Nada disso seria possível num contexto de hiperinflação
como aquele que existia na promulgação da Constituição de 1988. Mas além do
controle da inflação, outras medidas complementares na área econômica
implementadas em sequência ao Plano Real, como a política de juros, a
implantação do cambio flutuante e mecanismos para o equilíbrio fiscal, foram
fundamentais para garantir uma estabilidade duradoura. A Lei de
Responsabilidade Fiscal foi um marco nesse sentido e a reforma bancária, com a
privatização de bancos estaduais ineficientes, reduziu as pressões
inflacionárias que vinham pelo lado da oferta. Portanto, o SUS não seria
possível se não tivesse existido o Plano Real e as medidas complementaries que
mantiveram um ambiente de estabilização econômica duradoura, pelo menos até a metade
da primeira década do milênio.
Notas
[i] Esta seção está baseada em
trechos de minha tese de doutorado, defendida em 1999 no Departamento de
História Econômica da Universidade de São Paulo, intitulada “História e Políticas de Saúde no Brasil: Um
Balanço do Processo de Descentralização”.
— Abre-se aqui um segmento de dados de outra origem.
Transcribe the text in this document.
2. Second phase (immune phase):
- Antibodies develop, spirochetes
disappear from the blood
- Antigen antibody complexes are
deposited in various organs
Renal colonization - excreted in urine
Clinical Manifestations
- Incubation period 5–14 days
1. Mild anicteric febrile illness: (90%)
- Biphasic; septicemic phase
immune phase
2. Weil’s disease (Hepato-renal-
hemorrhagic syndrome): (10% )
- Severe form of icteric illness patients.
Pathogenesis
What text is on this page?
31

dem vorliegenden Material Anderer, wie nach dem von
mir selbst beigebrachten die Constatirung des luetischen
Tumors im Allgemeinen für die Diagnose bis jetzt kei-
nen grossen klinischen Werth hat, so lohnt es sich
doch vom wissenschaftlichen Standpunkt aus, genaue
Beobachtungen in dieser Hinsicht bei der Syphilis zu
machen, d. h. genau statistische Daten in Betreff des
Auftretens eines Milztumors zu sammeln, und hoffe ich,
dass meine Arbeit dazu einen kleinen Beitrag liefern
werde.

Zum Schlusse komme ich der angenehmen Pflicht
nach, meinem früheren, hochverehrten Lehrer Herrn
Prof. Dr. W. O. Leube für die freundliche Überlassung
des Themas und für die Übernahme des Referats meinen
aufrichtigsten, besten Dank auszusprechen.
[ii] Entre 1991 e 1992 o valor medio da
AIH caiu de US$292 para US$231 (em dolares constantes) só se recuperando
parcialmente em 1993 quando chegou a US$247. Entre o último trimestre de 1991 e
o primeiro de 1992 este valor caiu de US$306 para US$180, o que dá a dimensão
da penúria sofrida pelos hospitais ao longo deste período.
[iii] Inclusive o então deputado
federal Jair Bolsonaro – hoje presidente
da república – votou contra o Plano Real enfrentando resistência de sua base
eleitoral das forças armadas cujo alto comando era favorável ao Plano.
[iv] O Coeficiente de Gini é uma
medida relativa de concentração que varia de zero a um, sendo zero a maior equidade
da concentração e um a maior inequidade do processo de concentração.